Russian Jerks Meet Western Knee-Jerks
Monday 25 August 2008
by: Steve Weissman, t r u t h o u t | Perspective
Georgian President Mikheil Saakashvili and US General John Craddock, head of the US European Command, after a press conference in Tbilisi, Georgia, on August 21. (Photo: Reuters)
The Russians can be real jerks, but they are not the only ones dragging us into a cold war redo. Blockheads on all sides are bringing back the risk of all-out nuclear conflict, along with a new arms race and the thrusting of American power from the Russian borderlands to wherever we see a Russian proxy. Even if Barack Obama and Joe Biden manage to win the election in November, the financial cost of a rush to yesteryear could cripple any real chance for a better tomorrow.
Strangely enough, the Russians appear to be complying with the six-point cease-fire agreement that French President Nicolas Sarkozy brokered, though no one would know it by listening to the heated rhetoric now coming from Washington and its NATO allies. The agreement, which the French Ministry of Foreign Affairs has posted on its web site, allows Russian troops to remain in the breakaway regions of South Ossetia and Abkhazia. It specifies no limits on the number of troops or types of weapons the Russians may have. And, pending the establishment of "international mechanisms," it specifically permits the Russians "to implement additional security measures," such as the checkpoints the Russians have set up on Georgia's main highway.
Sarkozy now insists that Russia can implement these extra measures only in the immediate vicinity of the two provinces, while Western media have talked about a "security zone" on the Georgian side of the administrative borders of South Ossetia and Abkhazia. But none of this appears in the written agreement the Russians signed.
Even more to the point, the Russians never agreed in the cease-fire to maintain Georgia's "territorial integrity." As Sarkozy well knows, they explicitly rejected any such provision and have openly declared they would now support South Ossetia and Abkhazia in seceding from Georgia, just as the United States and most of Europe supported Kosovo in breaking away from Serbia.
None of this in any way justifies the way the Russians are lording it over Georgia, threatening Poland with nuclear annihilation, or threatening to rearm Cuba. They are, as I said, acting like jerks, and hurting their own cause, especially in Western Europe. But they are doing what they agreed to do, and in loudly proclaiming otherwise, NATO leaders seem determined to fire up a new cold war.
Adding fuel to the fire, most in the West ignore the role of Georgia's President Mikheil Saakashvili in provoking the Russian attack and continue to lionize him as the great democratic martyr of our age. He's not, and never was. Washington covertly staged his "Rose Revolution," and his great appeal to Georgian voters was primarily his ultra-nationalistic promise to put down any independence or autonomy for the Ossetians and Abkhazians. The current crisis stems directly from Washington's attempt to use this Georgian fervor against the Russians, and keeping the hotheaded Saakashvili as our man against Moscow simply keeps the pot boiling.
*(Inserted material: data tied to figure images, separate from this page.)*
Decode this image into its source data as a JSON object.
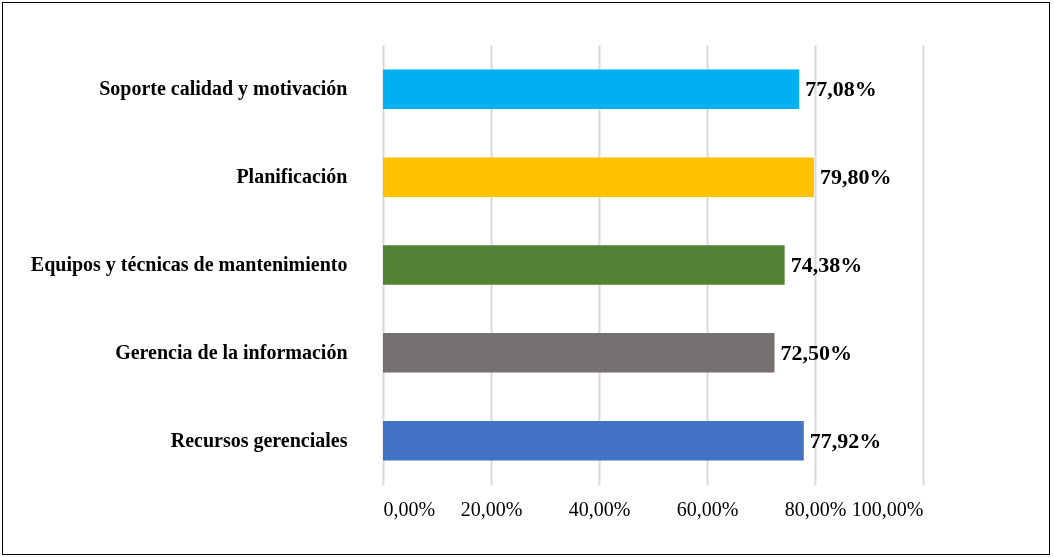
{
  "chart_data": {
    "type": "bar",
    "orientation": "horizontal",
    "categories": [
      "Soporte calidad y motivación",
      "Planificación",
      "Equipos y técnicas de mantenimiento",
      "Gerencia de la información",
      "Recursos gerenciales"
    ],
    "values": [
      77.08,
      79.8,
      74.38,
      72.5,
      77.92
    ],
    "colors": [
      "#00b0f0",
      "#ffc000",
      "#548235",
      "#767171",
      "#4472c4"
    ],
    "value_labels": [
      "77,08%",
      "79,80%",
      "74,38%",
      "72,50%",
      "77,92%"
    ],
    "xlim": [
      0,
      100
    ],
    "xticks": [
      {
        "value": 0,
        "label": "0,00%"
      },
      {
        "value": 20,
        "label": "20,00%"
      },
      {
        "value": 40,
        "label": "40,00%"
      },
      {
        "value": 60,
        "label": "60,00%"
      },
      {
        "value": 80,
        "label": "80,00%"
      },
      {
        "value": 100,
        "label": "100,00%"
      }
    ],
    "grid": "x"
  }
}
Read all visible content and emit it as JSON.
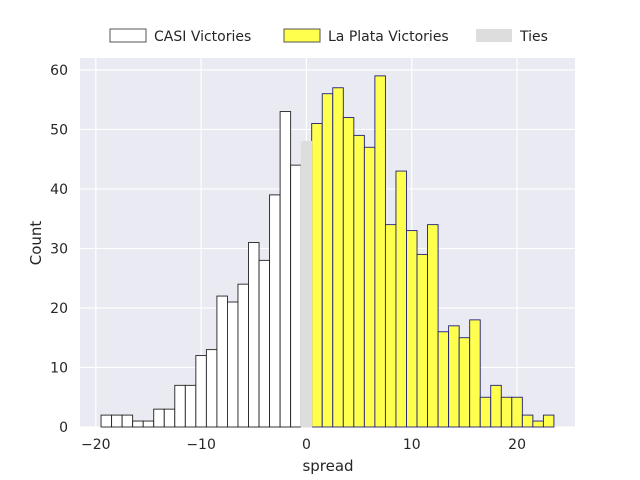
{
  "chart_data": {
    "type": "bar",
    "xlabel": "spread",
    "ylabel": "Count",
    "xlim": [
      -21.5,
      25.5
    ],
    "ylim": [
      0,
      62
    ],
    "xticks": [
      -20,
      -10,
      0,
      10,
      20
    ],
    "yticks": [
      0,
      10,
      20,
      30,
      40,
      50,
      60
    ],
    "grid": true,
    "legend_position": "top",
    "bin_width": 1,
    "series": [
      {
        "name": "CASI Victories",
        "fill": "#ffffff",
        "edge": "#222222",
        "x": [
          -19,
          -18,
          -17,
          -16,
          -15,
          -14,
          -13,
          -12,
          -11,
          -10,
          -9,
          -8,
          -7,
          -6,
          -5,
          -4,
          -3,
          -2,
          -1
        ],
        "values": [
          2,
          2,
          2,
          1,
          1,
          3,
          3,
          7,
          7,
          12,
          13,
          22,
          21,
          24,
          31,
          28,
          39,
          53,
          44
        ]
      },
      {
        "name": "La Plata Victories",
        "fill": "#ffff4d",
        "edge": "#1f1f7a",
        "x": [
          1,
          2,
          3,
          4,
          5,
          6,
          7,
          8,
          9,
          10,
          11,
          12,
          13,
          14,
          15,
          16,
          17,
          18,
          19,
          20,
          21,
          22,
          23
        ],
        "values": [
          51,
          56,
          57,
          52,
          49,
          47,
          59,
          34,
          43,
          33,
          29,
          34,
          16,
          17,
          15,
          18,
          5,
          7,
          5,
          5,
          2,
          1,
          2
        ]
      },
      {
        "name": "Ties",
        "fill": "#dddddd",
        "edge": "#dddddd",
        "x": [
          0
        ],
        "values": [
          48
        ]
      }
    ]
  }
}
If democracy and self-determination are the goal, it would be smarter by far to call the Russians on their bluff as "liberators" and propose an internationally supervised referendum to ask the Ossetians and Abkhazians what they want. But, no. The Western Europeans continue to embrace Saakashvili, even as they put off making Georgia (or Ukraine) a full-fledged member of NATO. No one, either in Europe or the United States, wants to go to war to defend Georgia, not even John McCain, whose foreign policy adviser Randy Scheunemann was a paid lobbyist for the Georgians. But now that the cold war juices are flowing, very few - left or right - seem willing to step away from Saakashvili's grasp.
This is a particular problem for the Democrats, who are beginning their convention in Denver this week. Barack Obama, the presumptive presidential nominee, has called for costly social programs, from universal health care to the creation of new energy sources. But his vice-presidential pick, Joe Biden, has just returned from visiting Georgia as a guest of Saakashvili, and is pushing a $1 billion aid package for the Georgians. And that's just the first billion. If the United States leads NATO into a new cold war, the costs could be staggering, which will leave very little for "change we can believe in."
So far, I'm fairly pessimistic. Obama seems to have absorbed Biden's zeal for Saakashvili, and on the question of Georgia most of the Democratic Party now sounds like secondhand McSame. But there's always hope. If we can believe Mikhail Gorbachev, the Russians do not want a new cold war, and most Americans would clearly prefer health care to warfare. The question is whether American democracy and a new leader committed to change are strong enough for the popular will to prevail.